Monday 19th April 2010

A day off so I decided to check out my regular Kempston route. Weather was fine but quite cold with a ground frost early on, warming up quickly though. I decided to reverse my normal route so I could check out the displaying Lapwings seen the previous week. This proved to be a good decision.


First up, at Kempston Mill, a Sedge Warbler was singing in the reed bed. Next up the Lapwings were displaying again, to the east of the new western bypass. At least four individuals were seen. Then it was on towards the golf course where I picked up a call I didn't know. A bit of tracking down turned up a male Black Redstart. The picture below shows the bird although not very well. This bird was extremely flighty and other than a glimpse of a rear quarter and that fantastic rusty orange tail I was unable to get very close at all. The bird was moving to a suitable song post, giving a burst of song, then moving on again.




OK I know it's a lousy picture but I just couldn't get close so I fired off a couple of shots at distance and blew the spec up to get this, better than nothing.


After losing the Redstart I continued along the side of the golf course and came across this Meadow Pipit posing on a fence post.




Next up was a Wheatear on the 15th fairway. As I watched it moved to the 15th tee which was next to the public footpath so I moved in the hope of getting closer views and possibly a photo. Sadly by the time I got round there it had gone and I was unable to relocate it.


I crossed the golf course a little further along than normal still hoping to spot the Wheatear again, instead I came across a beautiful singing Yellowhammer, absolutely stunning:




In Biddenham Loop CP another Sedge Warbler was singing at the south end entrance. The Mute Swan was still on her nest on the island. There was a lot of work going on at the new bypass bridge so I had to take the path away from the rivers edge until I got past the bridge.
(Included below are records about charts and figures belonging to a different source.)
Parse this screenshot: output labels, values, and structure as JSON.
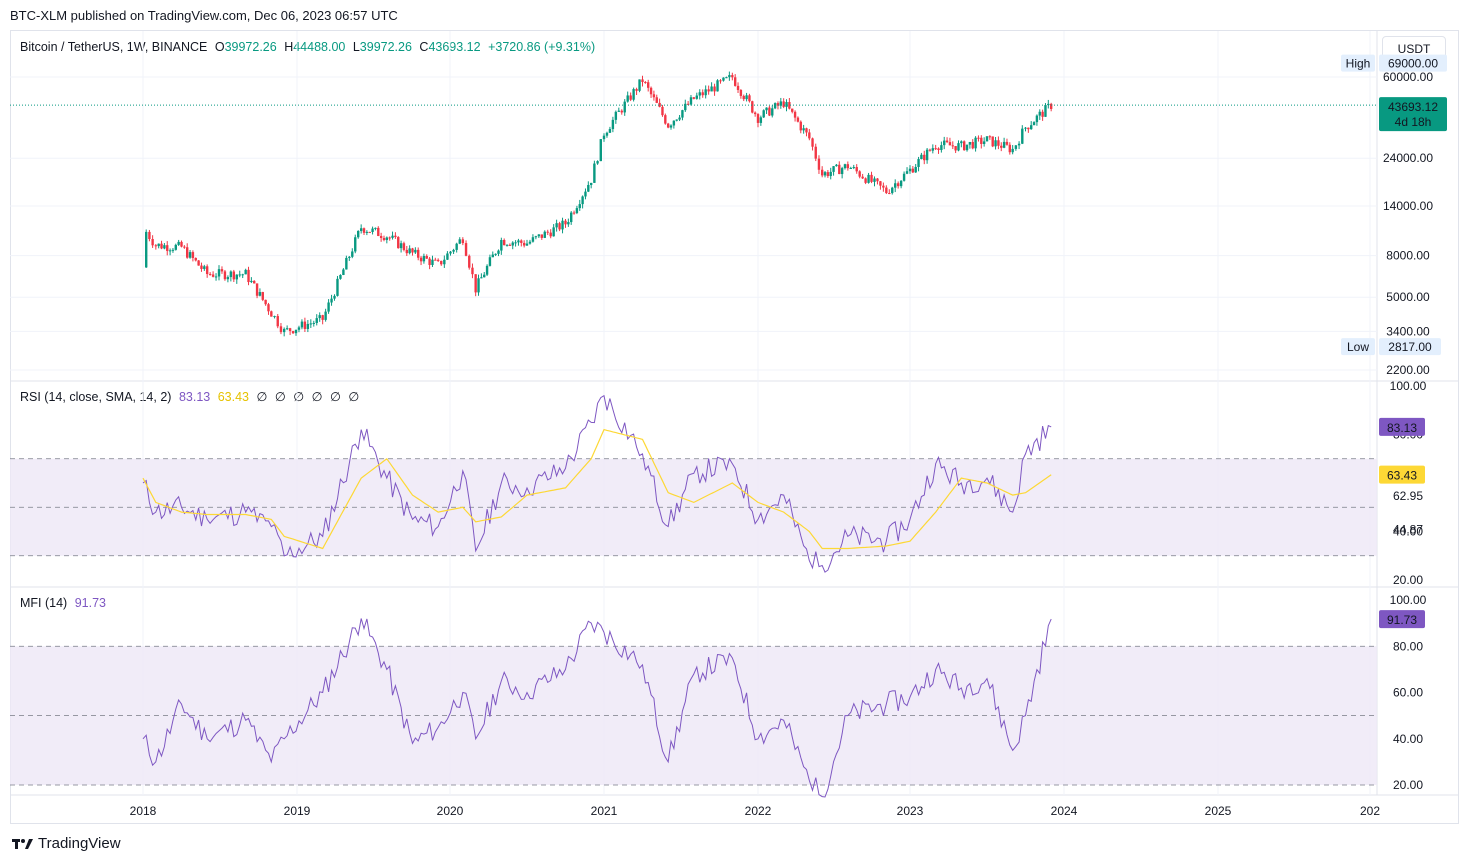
{
  "header": {
    "published": "BTC-XLM published on TradingView.com, Dec 06, 2023 06:57 UTC"
  },
  "main_legend": {
    "symbol": "Bitcoin / TetherUS, 1W, BINANCE",
    "open_label": "O",
    "open": "39972.26",
    "high_label": "H",
    "high": "44488.00",
    "low_label": "L",
    "low": "39972.26",
    "close_label": "C",
    "close": "43693.12",
    "change": "+3720.86 (+9.31%)"
  },
  "currency_button": "USDT",
  "price_axis": {
    "ticks": [
      "60000.00",
      "24000.00",
      "14000.00",
      "8000.00",
      "5000.00",
      "3400.00",
      "2200.00"
    ],
    "high_label": "High",
    "high_value": "69000.00",
    "low_label": "Low",
    "low_value": "2817.00",
    "last_price": "43693.12",
    "countdown": "4d 18h"
  },
  "rsi_legend": {
    "name": "RSI (14, close, SMA, 14, 2)",
    "rsi_value": "83.13",
    "sma_value": "63.43",
    "extras": [
      "∅",
      "∅",
      "∅",
      "∅",
      "∅",
      "∅"
    ]
  },
  "rsi_axis": {
    "ticks": [
      "100.00",
      "80.00",
      "40.00",
      "20.00"
    ],
    "rsi_badge": "83.13",
    "sma_badge": "63.43",
    "bb_upper": "62.95",
    "bb_lower": "44.87"
  },
  "mfi_legend": {
    "name": "MFI (14)",
    "value": "91.73"
  },
  "mfi_axis": {
    "ticks": [
      "100.00",
      "80.00",
      "60.00",
      "40.00",
      "20.00"
    ],
    "badge": "91.73"
  },
  "time_axis": {
    "labels": [
      "2018",
      "2019",
      "2020",
      "2021",
      "2022",
      "2023",
      "2024",
      "2025",
      "202"
    ]
  },
  "footer": {
    "brand": "TradingView"
  },
  "colors": {
    "up": "#089981",
    "down": "#f23645",
    "rsi": "#7e57c2",
    "sma": "#fdd835",
    "band": "#ede7f6"
  },
  "chart_data": [
    {
      "type": "candlestick",
      "title": "Bitcoin / TetherUS, 1W, BINANCE",
      "scale": "log",
      "ylim": [
        2200,
        69000
      ],
      "x": [
        "2017-11",
        "2017-12",
        "2018-01",
        "2018-02",
        "2018-04",
        "2018-06",
        "2018-09",
        "2018-11",
        "2018-12",
        "2019-03",
        "2019-06",
        "2019-08",
        "2019-10",
        "2019-12",
        "2020-02",
        "2020-03",
        "2020-05",
        "2020-07",
        "2020-10",
        "2020-12",
        "2021-01",
        "2021-04",
        "2021-06",
        "2021-08",
        "2021-11",
        "2022-01",
        "2022-03",
        "2022-05",
        "2022-06",
        "2022-08",
        "2022-11",
        "2023-01",
        "2023-03",
        "2023-05",
        "2023-07",
        "2023-09",
        "2023-10",
        "2023-12"
      ],
      "close": [
        7000,
        14000,
        11000,
        9000,
        8800,
        6500,
        6500,
        4200,
        3400,
        3900,
        11000,
        10000,
        8200,
        7200,
        9800,
        5500,
        9500,
        9200,
        11500,
        19000,
        32000,
        58000,
        35000,
        47000,
        60000,
        38000,
        45000,
        30000,
        20000,
        22000,
        16500,
        21000,
        28000,
        27500,
        29500,
        26500,
        34000,
        43693.12
      ]
    },
    {
      "type": "line",
      "title": "RSI (14, close, SMA, 14, 2)",
      "ylim": [
        20,
        100
      ],
      "bands": [
        30,
        50,
        70
      ],
      "series": [
        {
          "name": "RSI",
          "values": [
            75,
            92,
            60,
            48,
            50,
            45,
            48,
            42,
            30,
            38,
            82,
            62,
            45,
            42,
            65,
            32,
            60,
            58,
            66,
            85,
            96,
            72,
            42,
            64,
            68,
            45,
            55,
            28,
            26,
            38,
            36,
            45,
            68,
            60,
            62,
            48,
            72,
            83.13
          ]
        },
        {
          "name": "SMA",
          "values": [
            null,
            null,
            62,
            52,
            48,
            47,
            47,
            45,
            38,
            33,
            62,
            70,
            55,
            48,
            50,
            44,
            46,
            55,
            58,
            70,
            82,
            78,
            56,
            52,
            60,
            52,
            48,
            40,
            33,
            33,
            34,
            36,
            48,
            62,
            60,
            55,
            56,
            63.43
          ]
        }
      ]
    },
    {
      "type": "line",
      "title": "MFI (14)",
      "ylim": [
        20,
        100
      ],
      "bands": [
        20,
        50,
        80
      ],
      "series": [
        {
          "name": "MFI",
          "values": [
            72,
            96,
            40,
            30,
            55,
            40,
            48,
            30,
            40,
            60,
            92,
            70,
            38,
            45,
            60,
            40,
            65,
            60,
            70,
            90,
            86,
            72,
            30,
            68,
            75,
            40,
            48,
            22,
            15,
            50,
            55,
            58,
            70,
            62,
            66,
            35,
            50,
            91.73
          ]
        }
      ]
    }
  ]
}
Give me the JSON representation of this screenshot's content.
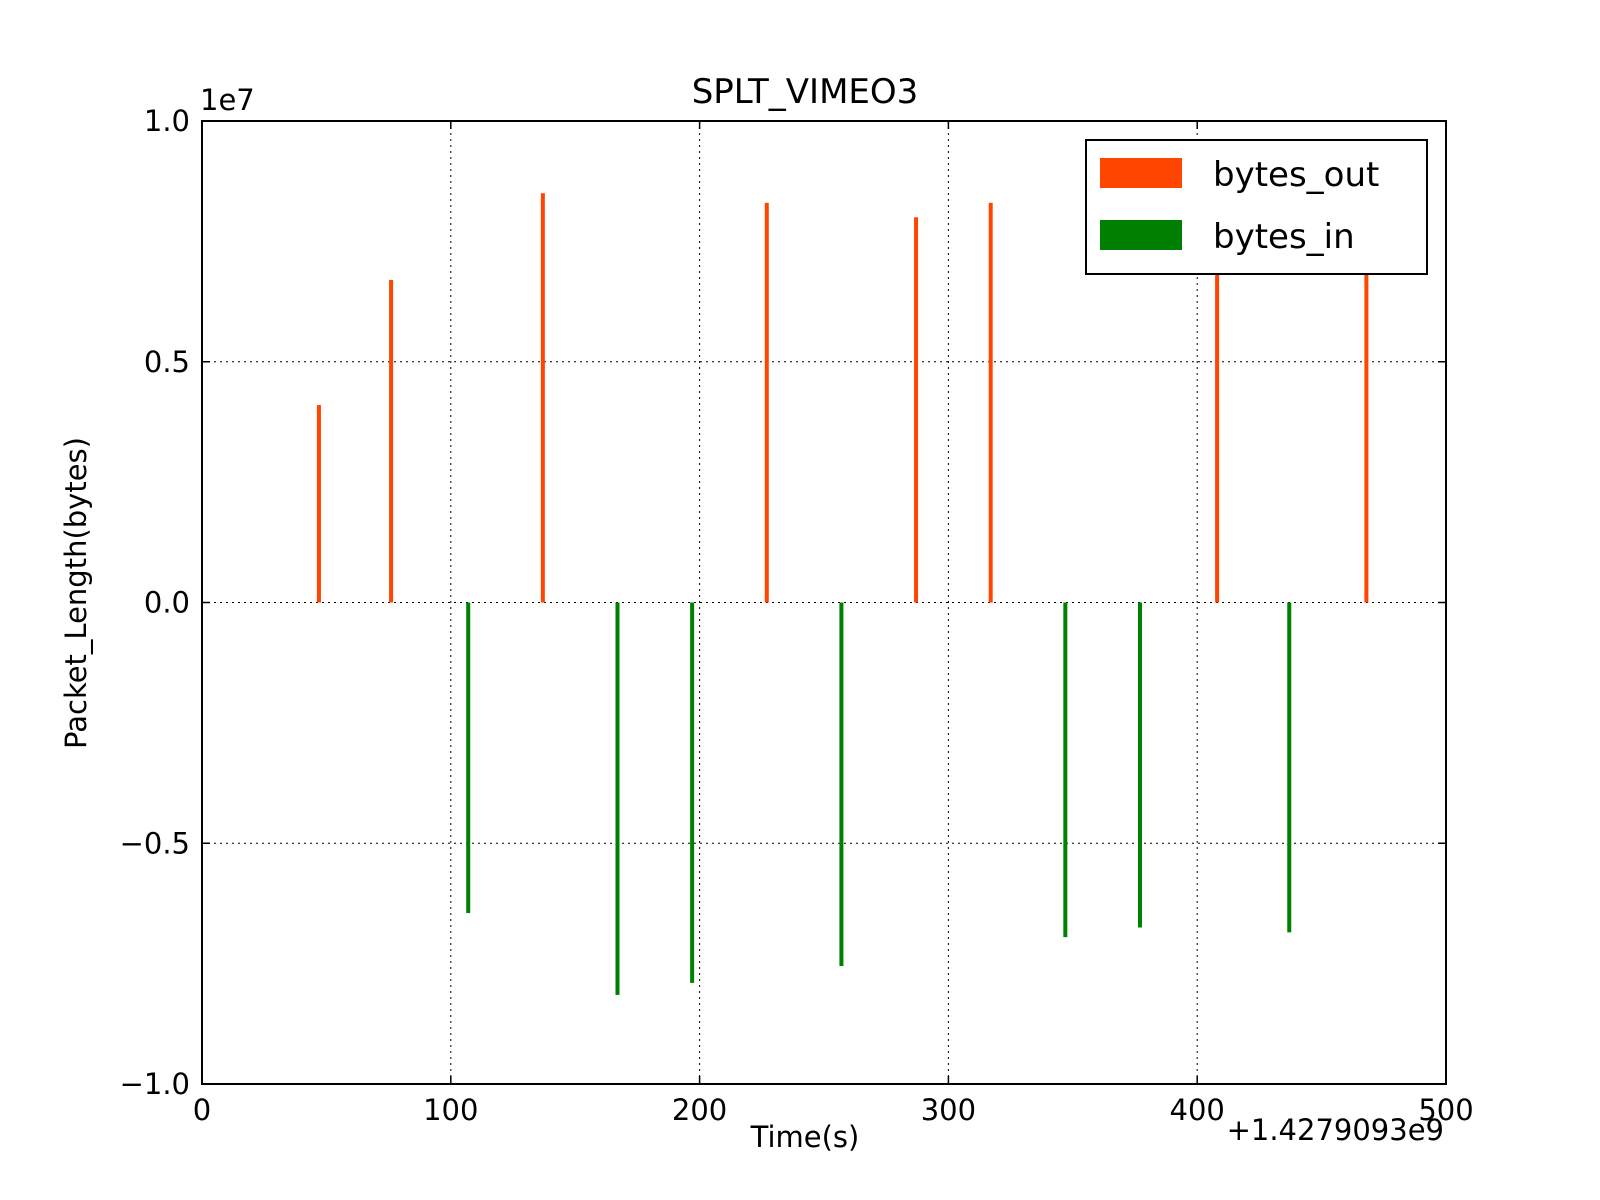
{
  "chart_data": {
    "type": "bar",
    "title": "SPLT_VIMEO3",
    "xlabel": "Time(s)",
    "ylabel": "Packet_Length(bytes)",
    "xlim": [
      0,
      500
    ],
    "ylim": [
      -1.0,
      1.0
    ],
    "x_offset_text": "+1.4279093e9",
    "y_scale_text": "1e7",
    "x_ticks": [
      "0",
      "100",
      "200",
      "300",
      "400",
      "500"
    ],
    "y_ticks": [
      "1.0",
      "0.5",
      "0.0",
      "−0.5",
      "−1.0"
    ],
    "grid": true,
    "legend_position": "top-right",
    "series": [
      {
        "name": "bytes_out",
        "color": "#ff4500",
        "x": [
          47,
          76,
          137,
          227,
          287,
          317,
          408,
          468
        ],
        "values": [
          0.41,
          0.67,
          0.85,
          0.83,
          0.8,
          0.83,
          0.72,
          0.72
        ]
      },
      {
        "name": "bytes_in",
        "color": "#008000",
        "x": [
          107,
          167,
          197,
          257,
          347,
          377,
          437
        ],
        "values": [
          -0.645,
          -0.815,
          -0.79,
          -0.755,
          -0.695,
          -0.675,
          -0.685
        ]
      }
    ]
  }
}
Just upstream from the weir a pair of Swans had a third trapped on the bank, obviously a bit of a territorial dispute going on.


Just downstream from the weir I came across a Great Crested Grebe which had fishing line wrapped around it's head. I am reliably informed that it is still able to catch and eat fish.


Back at the Mill and the Sedge Warbler was still in full song and showing well but it was time to get back home and get some breakfast after a great morning.